Dedicado a brigar com a direita, a esquerda e o centro, num furor que só um revolucionário do seu calibre poderia peitar, ele achava que a descristianização servia para a propaganda dos inimigos monarquistas reunidos na frente liderada pela Áustria.

 Mandou decapitar todo mundo, inclusive o ardorosamente anticlerical Pierre-Gaspard Chaumette, da facção dos “exagerados”  – poderia existir nome melhor? –, por “tentar enfraquecer toda espécie de mora, apagar toda ideia de divindade e ancorar o governo francês sobre o ateísmo”.

Na rodada foi também “bispo constitucional” Jean-Baptiste Gobel. Num gesto radical, Gobel havia chegado a renunciar até ao cargo consentido, apresentando a cruz peitoral, o anel de bispo e a mitra numa sessão da Convenção. Recidivou ao subir o cadafalso, gritando “Viva Jesus Cristo”.

A centralidade de Notre-Dame, que chegou a ser transformada em depósito de vinho para a Guarda Nacional, foi rapidamente reconhecida por um certo oficial revolucionário chamado Napoleão Bonaparte.

Pela concordata que fez com o papa Pio VII, Notre-Dame voltou a ser em 1801 o que nunca tinha deixado de ter sido, uma catedral única até mesmo no país das catedrais. Mas sob controle do Estado e da nova realidade: o antecessor de Pio VII havia sido refém de Napoleão até a morte, em 1799.

Todo mundo sabe, principalmente pelo quadro de Jacques Louis David, que Napoleão foi coroado imperador em Notre-Dame. Um dominado Pio VII lhe passou a coroa que ele mesmo colocou sobre a própria cabeça.
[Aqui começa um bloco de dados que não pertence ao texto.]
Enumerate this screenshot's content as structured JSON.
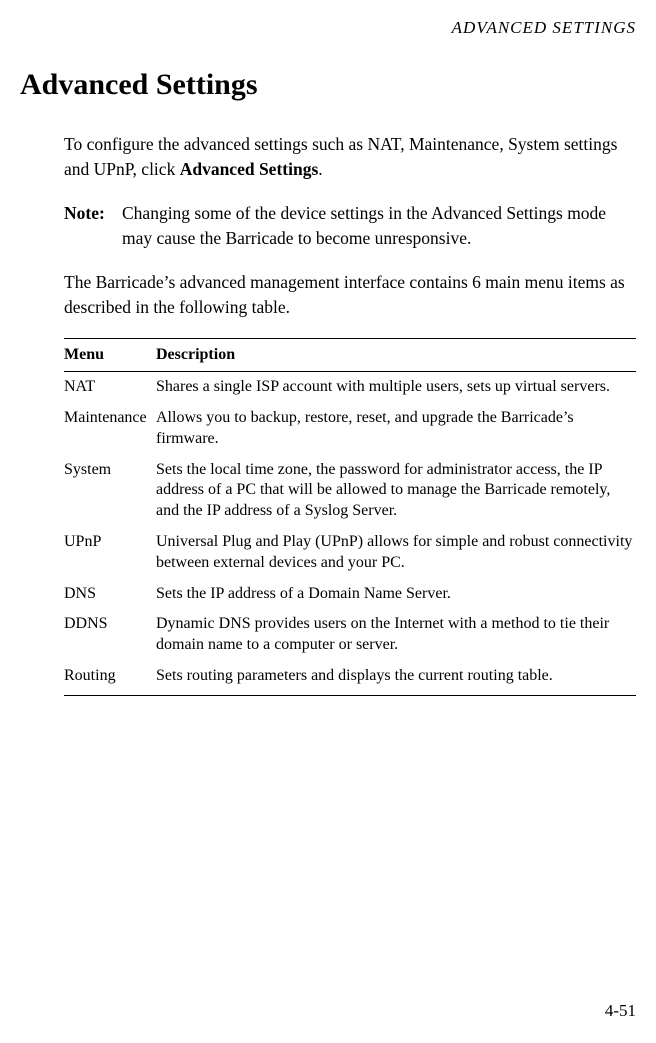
{
  "header": {
    "running_title": "ADVANCED SETTINGS"
  },
  "heading": "Advanced Settings",
  "intro_prefix": "To configure the advanced settings such as NAT, Maintenance, System settings and UPnP, click ",
  "intro_bold": "Advanced Settings",
  "intro_suffix": ".",
  "note": {
    "label": "Note:",
    "text": "Changing some of the device settings in the Advanced Settings mode may cause the Barricade to become unresponsive."
  },
  "para2": "The Barricade’s advanced management interface contains 6 main menu items as described in the following table.",
  "table": {
    "headers": {
      "menu": "Menu",
      "description": "Description"
    },
    "rows": [
      {
        "menu": "NAT",
        "description": "Shares a single ISP account with multiple users, sets up virtual servers."
      },
      {
        "menu": "Maintenance",
        "description": "Allows you to backup, restore, reset, and upgrade the Barricade’s firmware."
      },
      {
        "menu": "System",
        "description": "Sets the local time zone, the password for administrator access, the IP address of a PC that will be allowed to manage the Barricade remotely, and the IP address of a Syslog Server."
      },
      {
        "menu": "UPnP",
        "description": "Universal Plug and Play (UPnP) allows for simple and robust connectivity between external devices and your PC."
      },
      {
        "menu": "DNS",
        "description": "Sets the IP address of a Domain Name Server."
      },
      {
        "menu": "DDNS",
        "description": "Dynamic DNS provides users on the Internet with a method to tie their domain name to a computer or server."
      },
      {
        "menu": "Routing",
        "description": "Sets routing parameters and displays the current routing table."
      }
    ]
  },
  "page_number": "4-51"
}
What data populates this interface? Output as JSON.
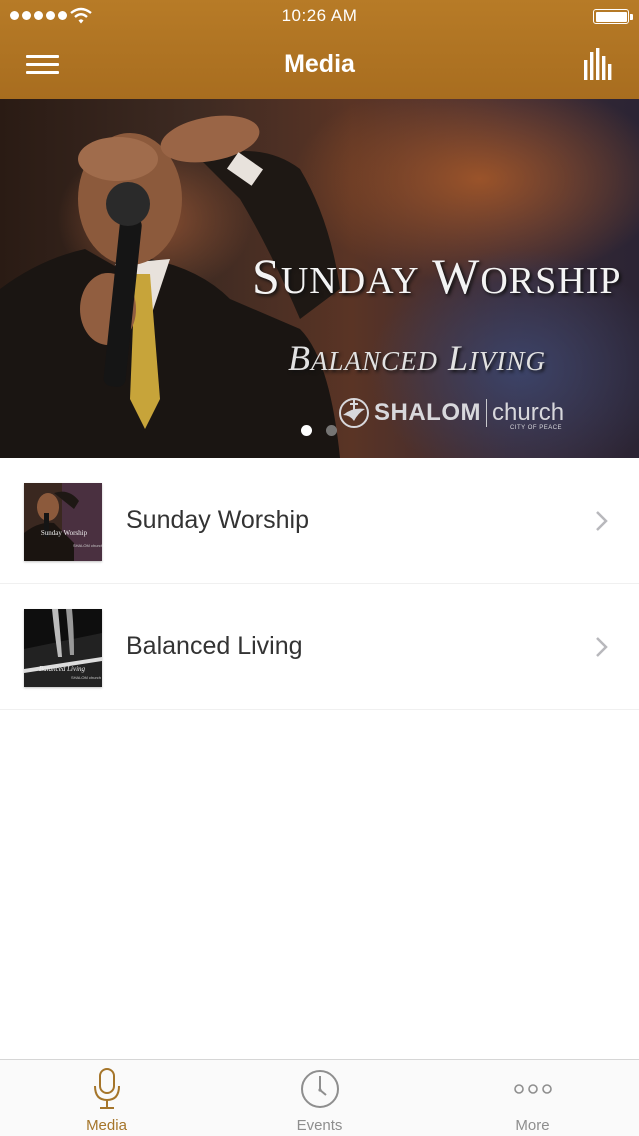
{
  "status_bar": {
    "time": "10:26 AM"
  },
  "nav": {
    "title": "Media",
    "left_icon": "hamburger-menu-icon",
    "right_icon": "equalizer-bars-icon"
  },
  "banner": {
    "title_first": "S",
    "title_first_rest": "UNDAY",
    "title_second": "W",
    "title_second_rest": "ORSHIP",
    "subtitle_b": "B",
    "subtitle_b_rest": "ALANCED",
    "subtitle_l": "L",
    "subtitle_l_rest": "IVING",
    "logo_name": "SHALOM",
    "logo_word": "church",
    "logo_tagline": "CITY OF PEACE",
    "page_count": 2,
    "current_page": 1
  },
  "list": {
    "items": [
      {
        "label": "Sunday Worship",
        "thumb_caption": "Sunday Worship"
      },
      {
        "label": "Balanced Living",
        "thumb_caption": "Balanced Living"
      }
    ]
  },
  "tabbar": {
    "tabs": [
      {
        "label": "Media",
        "icon": "microphone-icon",
        "active": true
      },
      {
        "label": "Events",
        "icon": "clock-icon",
        "active": false
      },
      {
        "label": "More",
        "icon": "more-dots-icon",
        "active": false
      }
    ]
  },
  "colors": {
    "header": "#ac711f",
    "accent": "#a5752a",
    "tab_inactive": "#8e8e8e"
  }
}
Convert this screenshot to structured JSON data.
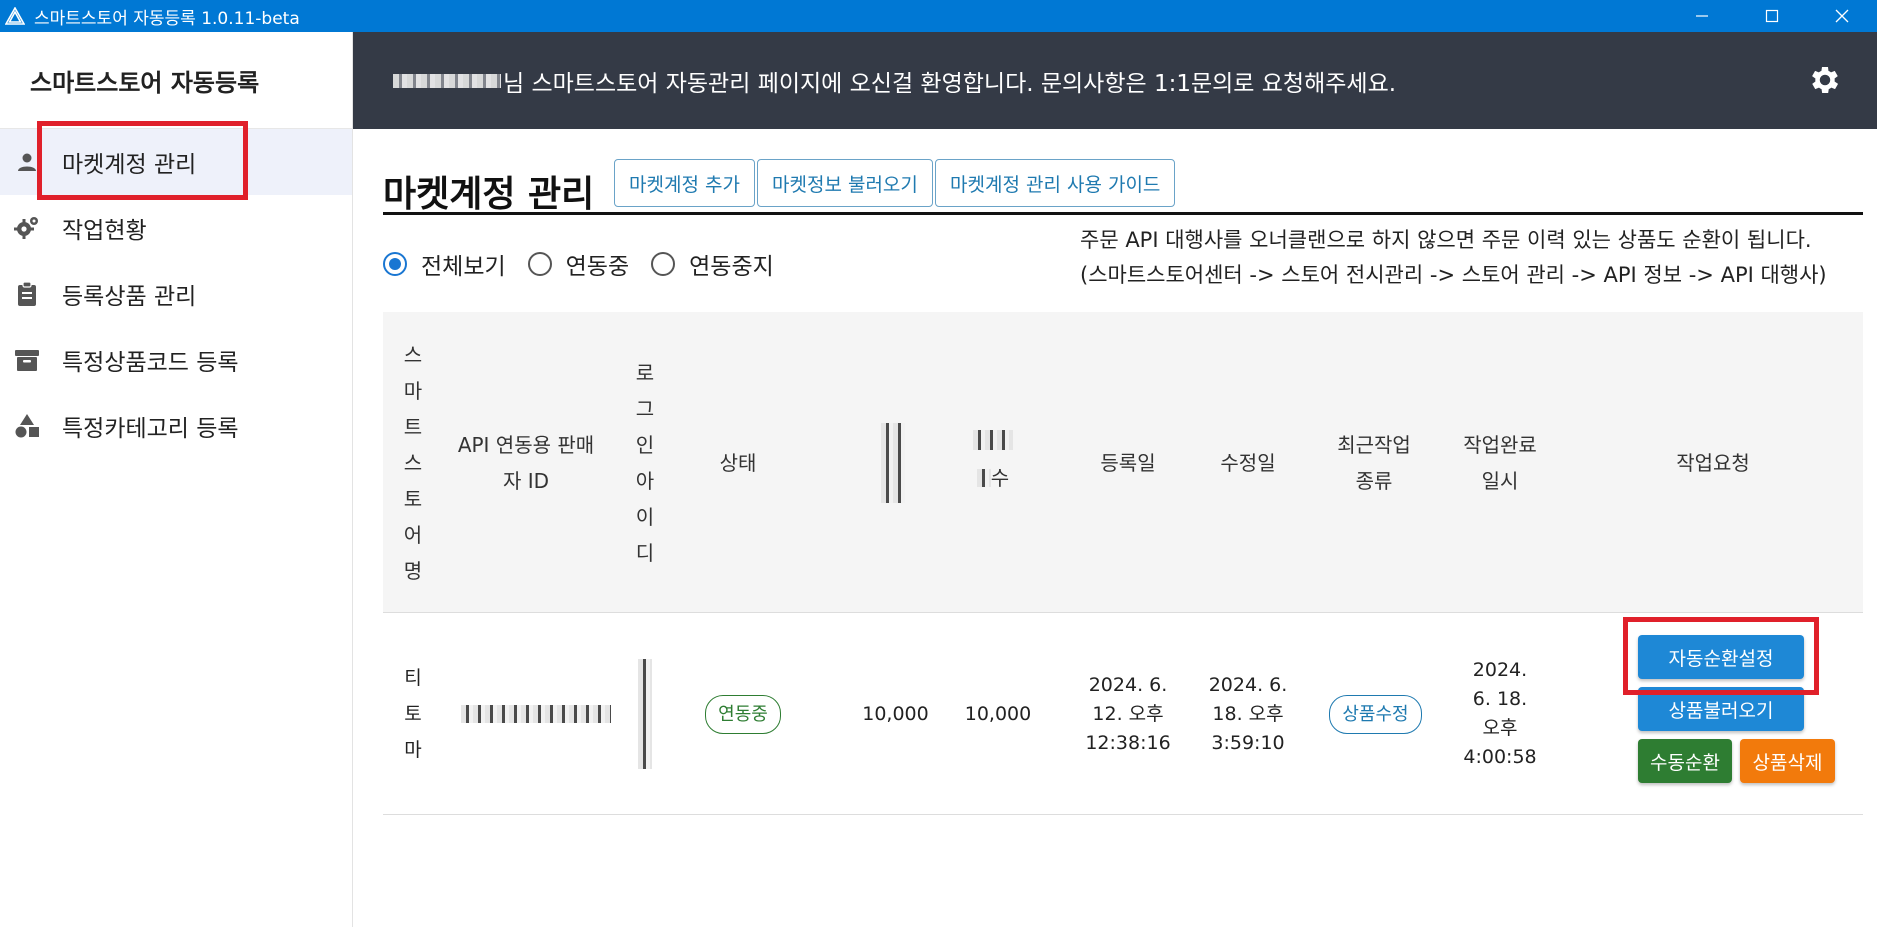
{
  "window": {
    "title": "스마트스토어 자동등록 1.0.11-beta"
  },
  "sidebar": {
    "brand": "스마트스토어 자동등록",
    "items": [
      {
        "label": "마켓계정 관리",
        "icon": "person-icon"
      },
      {
        "label": "작업현황",
        "icon": "gears-icon"
      },
      {
        "label": "등록상품 관리",
        "icon": "clipboard-icon"
      },
      {
        "label": "특정상품코드 등록",
        "icon": "archive-box-icon"
      },
      {
        "label": "특정카테고리 등록",
        "icon": "shapes-icon"
      }
    ]
  },
  "header": {
    "welcome": "님 스마트스토어 자동관리 페이지에 오신걸 환영합니다. 문의사항은 1:1문의로 요청해주세요."
  },
  "page": {
    "title": "마켓계정 관리",
    "buttons": {
      "add_account": "마켓계정 추가",
      "load_market_info": "마켓정보 불러오기",
      "guide": "마켓계정 관리 사용 가이드"
    },
    "filters": {
      "all": "전체보기",
      "linked": "연동중",
      "stopped": "연동중지"
    },
    "notice": {
      "line1": "주문 API 대행사를 오너클랜으로 하지 않으면 주문 이력 있는 상품도 순환이 됩니다.",
      "line2": "(스마트스토어센터 -> 스토어 전시관리 -> 스토어 관리 -> API 정보 -> API 대행사)"
    }
  },
  "table": {
    "headers": {
      "store_name": "스마트스토어명",
      "api_seller_id": "API 연동용 판매자 ID",
      "login_id": "로그인아이디",
      "status": "상태",
      "col5_partial": "수",
      "registered": "등록일",
      "modified": "수정일",
      "recent_job": "최근작업 종류",
      "job_done": "작업완료일시",
      "job_request": "작업요청"
    },
    "row": {
      "store_name": "티토마",
      "status": "연동중",
      "value1": "10,000",
      "value2": "10,000",
      "registered": "2024. 6. 12. 오후 12:38:16",
      "modified": "2024. 6. 18. 오후 3:59:10",
      "recent_job": "상품수정",
      "job_done": "2024. 6. 18. 오후 4:00:58"
    },
    "actions": {
      "auto_cycle": "자동순환설정",
      "load_products": "상품불러오기",
      "manual_cycle": "수동순환",
      "delete_products": "상품삭제"
    }
  },
  "colors": {
    "titlebar": "#0078d4",
    "header": "#343a46",
    "highlight": "#e0202a",
    "primary": "#1e88d6",
    "success": "#2e7d32",
    "warning": "#f27a0c"
  }
}
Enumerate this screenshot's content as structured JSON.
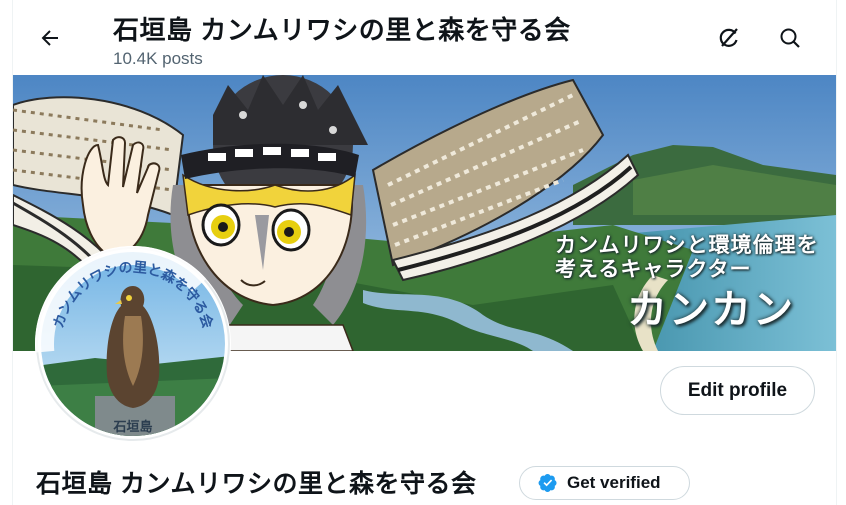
{
  "header": {
    "title": "石垣島 カンムリワシの里と森を守る会",
    "posts_count": "10.4K posts"
  },
  "banner": {
    "line1": "カンムリワシと環境倫理を",
    "line2": "考えるキャラクター",
    "character_name": "カンカン"
  },
  "avatar": {
    "ring_text": "カンムリワシの里と森を守る会",
    "caption": "石垣島"
  },
  "profile": {
    "display_name": "石垣島 カンムリワシの里と森を守る会",
    "edit_label": "Edit profile",
    "verify_label": "Get verified"
  },
  "icons": {
    "back": "arrow-left-icon",
    "grok": "grok-icon",
    "search": "search-icon",
    "verified": "verified-badge-icon"
  },
  "colors": {
    "verified_blue": "#1d9bf0",
    "text": "#0f1419",
    "secondary": "#536471",
    "border": "#cfd9de"
  }
}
Nenhum dos objetos litúrgicos sobreviveu à Revolução e o “tesouro” para o qual o genial arquiteto Eugène Violet-le-Duc construiu uma sala especial na residência episcopal queimada em outro surto revolucionário francês, remonta todo ao século 19.

Foi Violet-Le-Duc quem ergueu a agulha apontada para o céu, o clássico sinal exterior de união entre os mundos das catedrais, transformada na mais dolorosa imagem do grande incêndio de Notre-Dame.

“Santa Maria, Mãe de Deus, rogai por nós”, cantaram espontaneamente católicos franceses que saíram às ruas de Paris para contemplar o desastre indizível.

Comovente, para fiéis ou não. Uma triste e doce despedida para a catedral imortal na sua hora mais difícil, talvez aquela em que deixará a terra e entrará no mundo dos mitos.